Consider (a hyperbola after substitution) $\log(x)\log(y)=1$ revolved about the line $f(x)=x.$ Consider a projection from the origin which maps points on the revolution of $\log(x)\log(y)=1$ to the revolution of $g(x)=1-x$ about $f(x),$ bijectively. The projection is given by the revolution of $h_n(x)=x^n,$ $n\in \Bbb R$ about $f(x).$

What metric will make this a model of hyperbolic geometry?

Notes:

a) $\log(x)\log(y)=1$ is a hyperbola with a substitution, and so its revolution is a hyperboloid with a substitution.

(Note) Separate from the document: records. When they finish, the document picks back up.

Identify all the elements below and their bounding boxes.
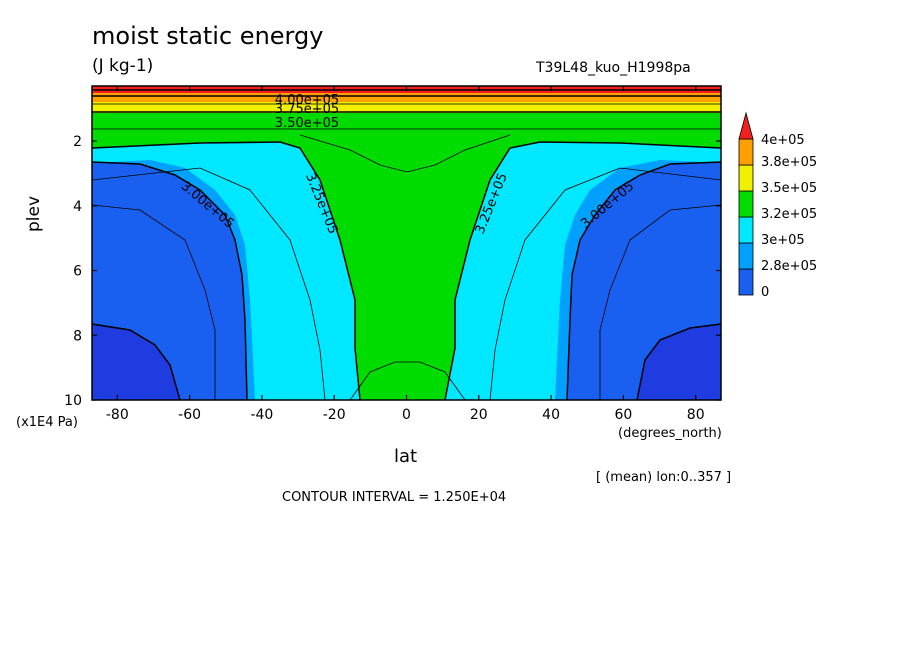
colorbar-label: 3e+05 [761,233,805,248]
x-tick-label: -80 [106,407,129,423]
contour-label: 4.00e+05 [275,93,339,108]
region-darkblue-left [92,324,180,400]
x-tick-label: 60 [614,407,632,423]
x-tick-label: -60 [178,407,201,423]
colorbar-label: 3.2e+05 [761,207,817,222]
chart-title: moist static energy [92,22,324,50]
x-axis-label: lat [394,446,418,467]
chart-units: (J kg-1) [92,56,154,76]
colorbar-swatch [738,164,754,192]
x-tick-label: 20 [470,407,488,423]
colorbar-swatch [738,242,754,270]
y-tick-label: 4 [73,199,82,215]
band-green-light [92,112,721,124]
x-tick-label: -20 [323,407,346,423]
colorbar-swatch [738,268,754,296]
x-tick-label: 80 [687,407,705,423]
contour-lines-thin [92,103,721,400]
y-tick-label: 2 [73,134,82,150]
colorbar-swatch [738,216,754,244]
colorbar-swatch [738,138,754,166]
mean-note: [ (mean) lon:0..357 ] [596,470,732,485]
x-axis-unit: (degrees_north) [618,426,722,441]
contour-label: 3.50e+05 [275,116,339,131]
colorbar-label: 0 [761,285,769,300]
colorbar-swatch [738,190,754,218]
x-tick-label: 40 [542,407,560,423]
y-axis-unit: (x1E4 Pa) [16,415,78,430]
y-tick-label: 6 [73,264,82,280]
colorbar-label: 3.8e+05 [761,155,817,170]
experiment-label: T39L48_kuo_H1998pa [536,60,691,76]
colorbar-label: 3.5e+05 [761,181,817,196]
x-ticks: -80 -60 -40 -20 0 20 40 60 80 [106,86,705,423]
colorbar-arrow [738,111,754,140]
y-ticks: 2 4 6 8 10 [64,134,721,409]
contour-interval: CONTOUR INTERVAL = 1.250E+04 [282,490,507,505]
colorbar-label: 2.8e+05 [761,259,817,274]
colorbar: 0 2.8e+05 3e+05 3.2e+05 3.5e+05 3.8e+05 4e+05 [738,111,817,300]
x-tick-label: 0 [402,407,411,423]
y-tick-label: 8 [73,328,82,344]
contour-label: 3.75e+05 [275,102,339,117]
contour-lines [92,89,721,400]
x-tick-label: -40 [250,407,273,423]
colorbar-label: 4e+05 [761,133,805,148]
y-tick-label: 10 [64,393,82,409]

b) The revolution of $h_n(x)$ starting from the origin, passes through the hyperboloid and then through the disk, so it projects points from the hyperboloid to the disk.

1

There are 1 best solutions below

0
On BEST ANSWER

There's nothing special about your example. Any smooth 2-manifold $M$ diffeomorphic to the Poincaré disc $\mathbb D^2$ has a Riemannian metric making it isometric to the hyperbolic plane: simply choose a diffeomorphism $f : \mathbb D^2 \to M$; let $\mu$ denote the standard hyperbolic Riemannian metric on $\mathbb D^2$; and then put the metric $f_*(\mu)$ on $M$. Probably you can use the projection in your note (b) to construct $f$, if you first use a diffeomorphism from $\mathbb D^2$ to the disc mentioned in (b).